Stretto in un completo nero dalla fattura troppo preziosa, con il nodo alla cravatta che simulava quello che sentivo in gola, sedevo accanto a Michael, mio fratello gemello. Dinanzi a noi, l'uomo che ci aveva concesso la vita. Stesso abbigliamento, stesse espressioni: nell'aria aleggiava il profumo della ricchezza, il senso di apparenza del lusso sfrenato in cui mi ero obbligato a vivere per necessità.
La luce metteva in risalto la limpidezza della scrivania in vetro, su cui giacevano pile ordinate di documenti e un computer senza il benché minimo granello di polvere. Accanto a mio padre, campeggiava un giornale dalla testata sconosciuta, ma con un primo colpo d'occhio intuii la lingua degli articoli: erano scritti in francese, ma non si trattava né de Le Monde, né de Le Figaro. Su un rettangolo rosso, le lettere minuscole componevano il titolo del Monaco-Matin.
Perché leggere il quotidiano del Principato di Monaco?, mi chiesi.
Michael, sulla sedia di pelle al mio fianco, aveva assunto una postura da cui trapelava tutta la sua indifferenza. Io, dal canto mio, ero rigido. Spina dorsale ritta e attenzione alle stelle: era così che affrontavo ogni notizia di mio padre, dalla più banale alla più significativa.
Niente, però, mi preparò alla bomba che sarebbe stata sgianciata quel giorno.
Dopo essersi sistemato la cravatta con un movimento celere della mano, si schiarì la voce e alzò lo sguardo da un foglio che stringeva tra le mani, accantonandolo insieme agli altri documenti. Puntò i suoi occhi scuri su di noi, e Michael, d'un tratto, riacquisì la concentrazione. La barba corta e i capelli curati erano l'ennesima dimostrazione di serietà.
«Vi ho convocati entrambi qui per parlarvi di un compito speciale» esordì. Congiunse i palmi, intrecciò le dita. «Un'occasione che potrebbe portare l'azienda a un livello ancora più alto».
Sì, perché Damian Woodward, egocentrico e affamato di potere, gestiva l'omonima Woodward Entertainments, una società che aveva come focus il turismo sul territorio britannico e non solo: la sua offerta, infatti, includeva parchi divertimento e hotel sparsi in Europa e negli Stati Uniti.
Non pensava ad altro, nella sua vita.
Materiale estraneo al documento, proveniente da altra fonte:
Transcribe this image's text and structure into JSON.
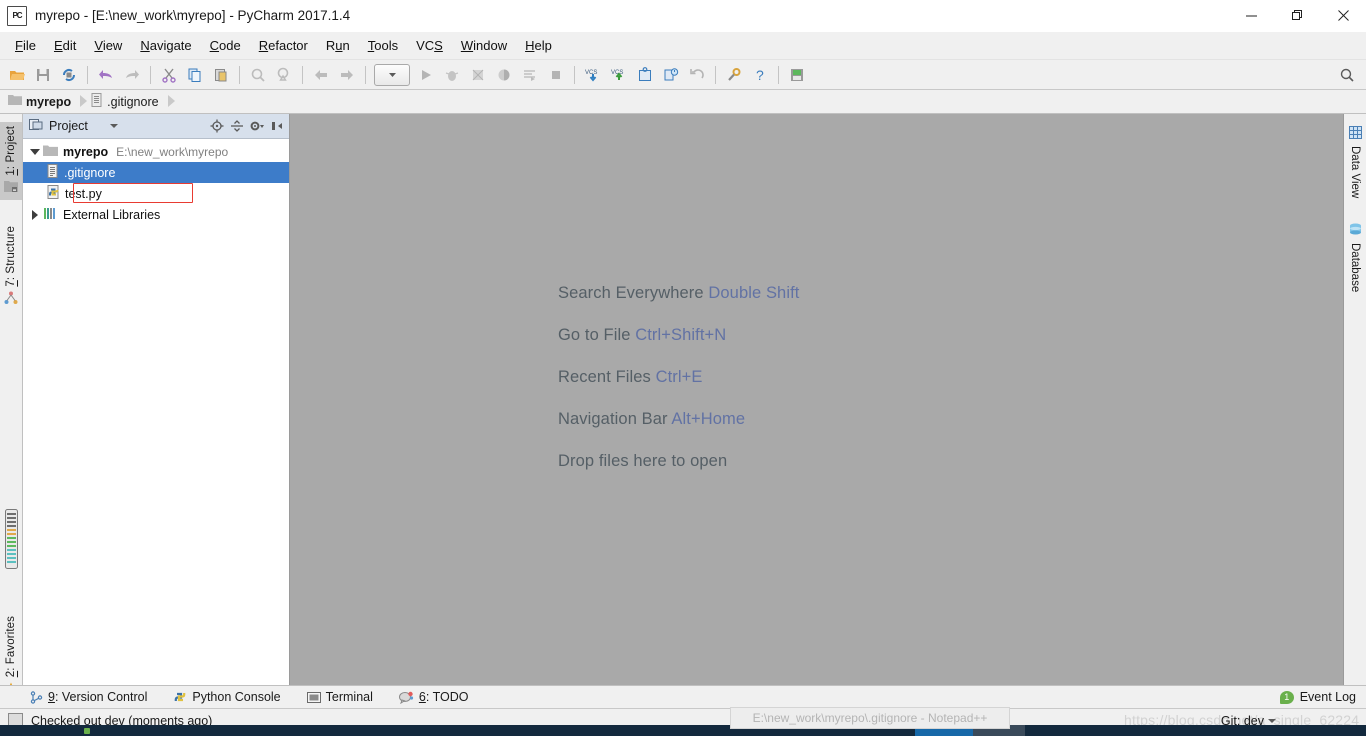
{
  "window": {
    "title": "myrepo - [E:\\new_work\\myrepo] - PyCharm 2017.1.4",
    "app_icon_text": "PC",
    "minimize": "—",
    "restore": "❐",
    "close": "✕"
  },
  "menubar": [
    {
      "pre": "",
      "accel": "F",
      "post": "ile"
    },
    {
      "pre": "",
      "accel": "E",
      "post": "dit"
    },
    {
      "pre": "",
      "accel": "V",
      "post": "iew"
    },
    {
      "pre": "",
      "accel": "N",
      "post": "avigate"
    },
    {
      "pre": "",
      "accel": "C",
      "post": "ode"
    },
    {
      "pre": "",
      "accel": "R",
      "post": "efactor"
    },
    {
      "pre": "R",
      "accel": "u",
      "post": "n"
    },
    {
      "pre": "",
      "accel": "T",
      "post": "ools"
    },
    {
      "pre": "VC",
      "accel": "S",
      "post": ""
    },
    {
      "pre": "",
      "accel": "W",
      "post": "indow"
    },
    {
      "pre": "",
      "accel": "H",
      "post": "elp"
    }
  ],
  "toolbar": {
    "items": [
      {
        "name": "open-folder-icon",
        "title": "Open"
      },
      {
        "name": "save-all-icon",
        "title": "Save All"
      },
      {
        "name": "synchronize-icon",
        "title": "Synchronize"
      },
      {
        "name": "undo-icon",
        "title": "Undo"
      },
      {
        "name": "redo-icon",
        "title": "Redo"
      },
      {
        "name": "cut-icon",
        "title": "Cut"
      },
      {
        "name": "copy-icon",
        "title": "Copy"
      },
      {
        "name": "paste-icon",
        "title": "Paste"
      },
      {
        "name": "find-icon",
        "title": "Find"
      },
      {
        "name": "replace-icon",
        "title": "Replace"
      },
      {
        "name": "back-icon",
        "title": "Back"
      },
      {
        "name": "forward-icon",
        "title": "Forward"
      },
      {
        "name": "run-config-dropdown",
        "title": "Select Run/Debug Configuration"
      },
      {
        "name": "run-icon",
        "title": "Run"
      },
      {
        "name": "debug-icon",
        "title": "Debug"
      },
      {
        "name": "coverage-icon",
        "title": "Run with Coverage"
      },
      {
        "name": "profile-icon",
        "title": "Profile"
      },
      {
        "name": "run-with-console-icon",
        "title": "Run with Console"
      },
      {
        "name": "stop-icon",
        "title": "Stop"
      },
      {
        "name": "vcs-update-icon",
        "title": "Update Project"
      },
      {
        "name": "vcs-commit-icon",
        "title": "Commit"
      },
      {
        "name": "vcs-history-icon",
        "title": "History"
      },
      {
        "name": "vcs-compare-icon",
        "title": "Compare with Latest"
      },
      {
        "name": "vcs-rollback-icon",
        "title": "Rollback"
      },
      {
        "name": "settings-icon",
        "title": "Settings"
      },
      {
        "name": "help-icon",
        "title": "Help"
      },
      {
        "name": "database-save-icon",
        "title": "Data Source"
      }
    ],
    "search_icon": "search-icon"
  },
  "breadcrumb": [
    {
      "label": "myrepo",
      "icon": "folder-icon",
      "bold": true
    },
    {
      "label": ".gitignore",
      "icon": "file-icon",
      "bold": false
    }
  ],
  "left_stripe": [
    {
      "pre": "",
      "accel": "1",
      "post": ": Project",
      "active": true,
      "icon": "project-icon"
    },
    {
      "pre": "",
      "accel": "7",
      "post": ": Structure",
      "active": false,
      "icon": "structure-icon"
    },
    {
      "pre": "",
      "accel": "2",
      "post": ": Favorites",
      "active": false,
      "icon": "star-icon"
    }
  ],
  "right_stripe": [
    {
      "label": "Data View",
      "icon": "grid-icon"
    },
    {
      "label": "Database",
      "icon": "database-icon"
    }
  ],
  "project_panel": {
    "title": "Project",
    "actions": [
      {
        "name": "locate-icon",
        "title": "Scroll from Source"
      },
      {
        "name": "collapse-all-icon",
        "title": "Collapse All"
      },
      {
        "name": "settings-gear-icon",
        "title": "Settings"
      },
      {
        "name": "hide-panel-icon",
        "title": "Hide"
      }
    ],
    "tree": [
      {
        "label": "myrepo",
        "path": "E:\\new_work\\myrepo",
        "icon": "folder-icon",
        "twisty": "open",
        "bold": true,
        "indent": 0,
        "selected": false,
        "annotated": false
      },
      {
        "label": ".gitignore",
        "path": "",
        "icon": "text-file-icon",
        "twisty": "none",
        "bold": false,
        "indent": 1,
        "selected": true,
        "annotated": false
      },
      {
        "label": "test.py",
        "path": "",
        "icon": "python-file-icon",
        "twisty": "none",
        "bold": false,
        "indent": 1,
        "selected": false,
        "annotated": true
      },
      {
        "label": "External Libraries",
        "path": "",
        "icon": "libraries-icon",
        "twisty": "closed",
        "bold": false,
        "indent": 0,
        "selected": false,
        "annotated": false
      }
    ]
  },
  "editor_hints": [
    {
      "text": "Search Everywhere ",
      "key": "Double Shift"
    },
    {
      "text": "Go to File ",
      "key": "Ctrl+Shift+N"
    },
    {
      "text": "Recent Files ",
      "key": "Ctrl+E"
    },
    {
      "text": "Navigation Bar ",
      "key": "Alt+Home"
    },
    {
      "text": "Drop files here to open",
      "key": ""
    }
  ],
  "bottom_tabs": [
    {
      "pre": "",
      "accel": "9",
      "post": ": Version Control",
      "icon": "vcs-branch-icon"
    },
    {
      "pre": "Python Console",
      "accel": "",
      "post": "",
      "icon": "python-icon"
    },
    {
      "pre": "Terminal",
      "accel": "",
      "post": "",
      "icon": "terminal-icon"
    },
    {
      "pre": "",
      "accel": "6",
      "post": ": TODO",
      "icon": "todo-icon"
    }
  ],
  "event_log": {
    "label": "Event Log",
    "count": "1",
    "badge_color": "#6ab04c"
  },
  "statusbar": {
    "message": "Checked out dev (moments ago)",
    "git_label": "Git: dev",
    "watermark": "https://blog.csdn.net/a_single_62224"
  },
  "taskbar_tooltip": "E:\\new_work\\myrepo\\.gitignore - Notepad++",
  "colors": {
    "selection_blue": "#3d7cc9",
    "annotation_red": "#e83b32",
    "editor_gray": "#a9a9a9",
    "hint_key": "#6272a4",
    "chrome_gray": "#f0f0f0"
  }
}
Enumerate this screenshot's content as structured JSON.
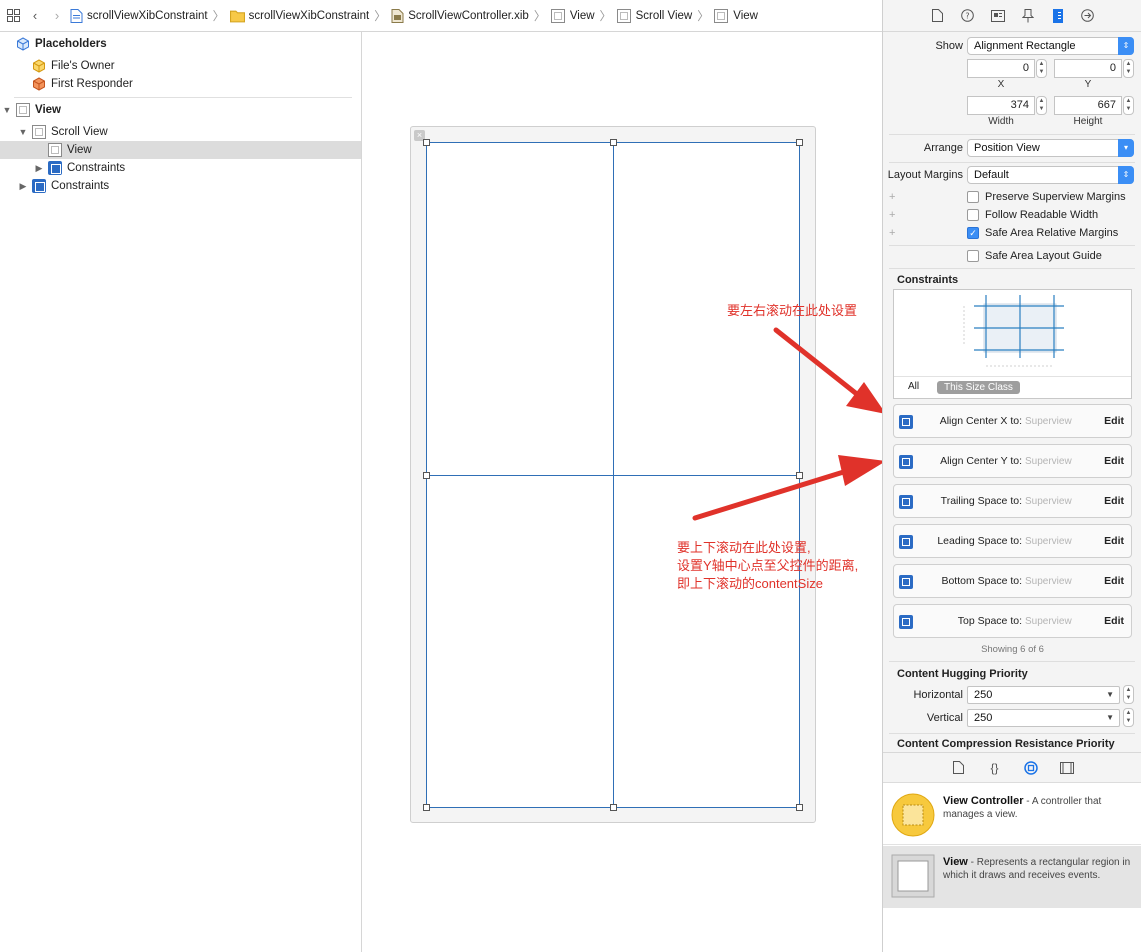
{
  "jumpbar": {
    "crumbs": [
      "scrollViewXibConstraint",
      "scrollViewXibConstraint",
      "ScrollViewController.xib",
      "View",
      "Scroll View",
      "View"
    ]
  },
  "outline": {
    "placeholders": "Placeholders",
    "files_owner": "File's Owner",
    "first_responder": "First Responder",
    "view": "View",
    "scroll_view": "Scroll View",
    "inner_view": "View",
    "constraints_inner": "Constraints",
    "constraints_outer": "Constraints"
  },
  "annotations": {
    "horizontal_note": "要左右滚动在此处设置",
    "vertical_note_1": "要上下滚动在此处设置,",
    "vertical_note_2": "设置Y轴中心点至父控件的距离,",
    "vertical_note_3": "即上下滚动的contentSize",
    "color": "#e0322a"
  },
  "inspector": {
    "show_label": "Show",
    "show_value": "Alignment Rectangle",
    "x_value": "0",
    "y_value": "0",
    "x_label": "X",
    "y_label": "Y",
    "width_value": "374",
    "height_value": "667",
    "width_label": "Width",
    "height_label": "Height",
    "arrange_label": "Arrange",
    "arrange_value": "Position View",
    "margins_label": "Layout Margins",
    "margins_value": "Default",
    "preserve": "Preserve Superview Margins",
    "readable": "Follow Readable Width",
    "safe_margins": "Safe Area Relative Margins",
    "safe_guide": "Safe Area Layout Guide",
    "constraints_title": "Constraints",
    "all_label": "All",
    "size_class_label": "This Size Class",
    "constraints": [
      {
        "label": "Align Center X to:",
        "target": "Superview",
        "edit": "Edit"
      },
      {
        "label": "Align Center Y to:",
        "target": "Superview",
        "edit": "Edit"
      },
      {
        "label": "Trailing Space to:",
        "target": "Superview",
        "edit": "Edit"
      },
      {
        "label": "Leading Space to:",
        "target": "Superview",
        "edit": "Edit"
      },
      {
        "label": "Bottom Space to:",
        "target": "Superview",
        "edit": "Edit"
      },
      {
        "label": "Top Space to:",
        "target": "Superview",
        "edit": "Edit"
      }
    ],
    "showing": "Showing 6 of 6",
    "hugging_title": "Content Hugging Priority",
    "horizontal_label": "Horizontal",
    "horizontal_value": "250",
    "vertical_label": "Vertical",
    "vertical_value": "250",
    "compression_title": "Content Compression Resistance Priority"
  },
  "library": {
    "vc_title": "View Controller",
    "vc_desc": " - A controller that manages a view.",
    "view_title": "View",
    "view_desc": " - Represents a rectangular region in which it draws and receives events."
  }
}
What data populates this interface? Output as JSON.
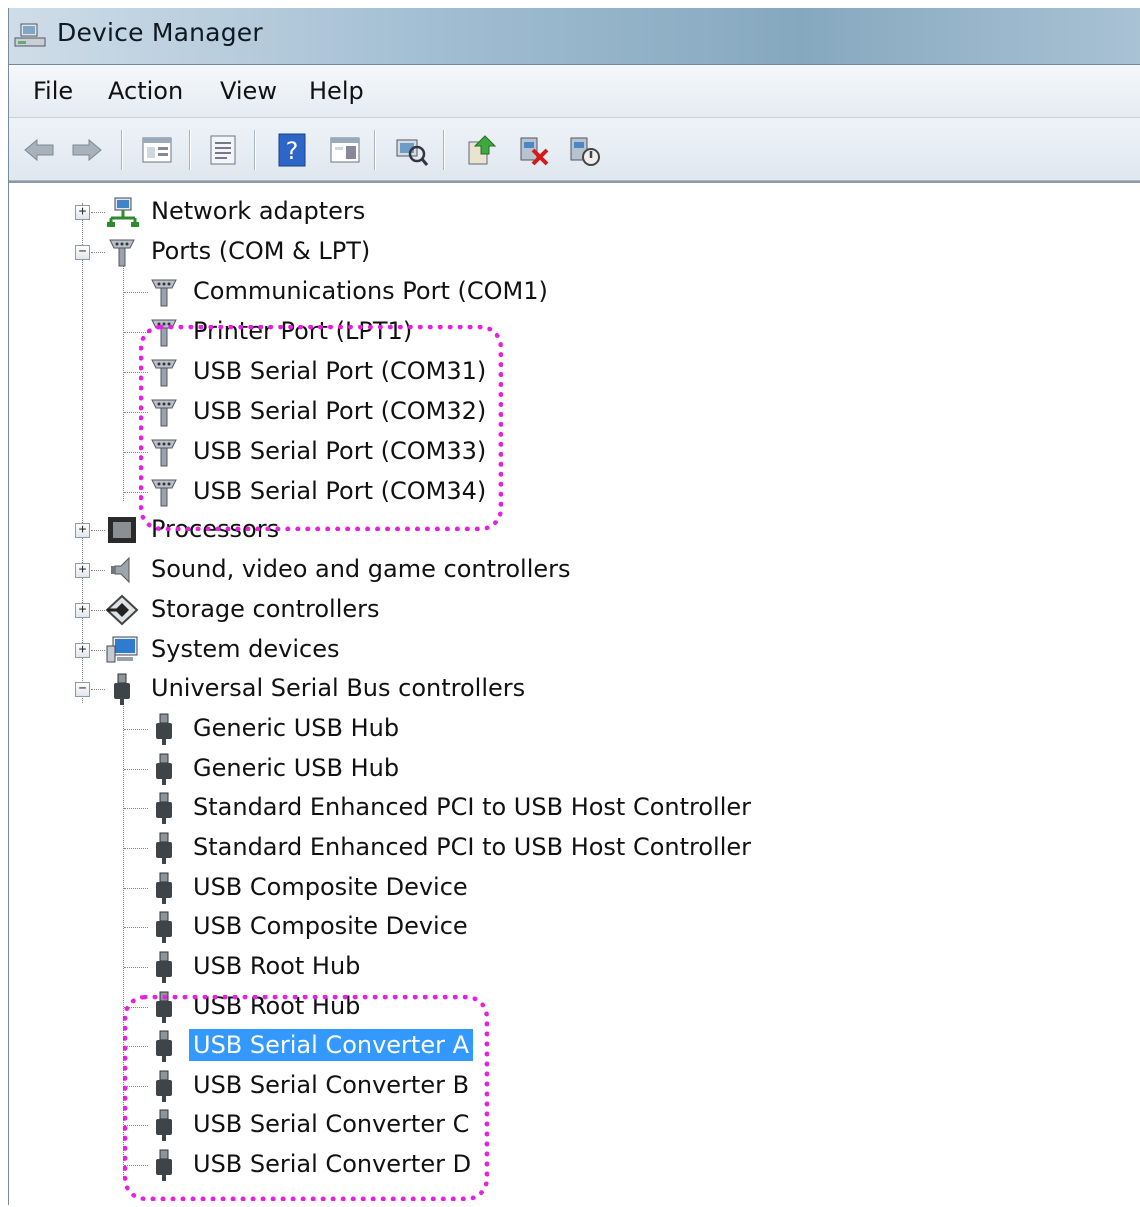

L'azienda e il fatturato erano le uniche cose che contavano per una personalità tanto narcisistica.
«Di recente, ho avuto la possibilità di parlare con Jules Aubert» ci informò ma, ostacolato dai nostri sguardi confusi, si interruppe per spiegare: «L'amministratore delegato della Société Aubert, che si occupa di gran parte dell'intrattenimento del Principato di Monaco, in particolare nel quartiere centrale di Montecarlo». Per una frazione di secondo, chinai il capo e sospirai. Solo sentendo nominare quel luogo capii quanti soldi c'erano in gioco. Mio padre mi lanciò un'occhiata torva come monito per la disattenzione improvvisa, poi proseguì con il suo eloquio. «E sono in corso alcune trattative per la cessione di parte delle sue proprietà» concluse.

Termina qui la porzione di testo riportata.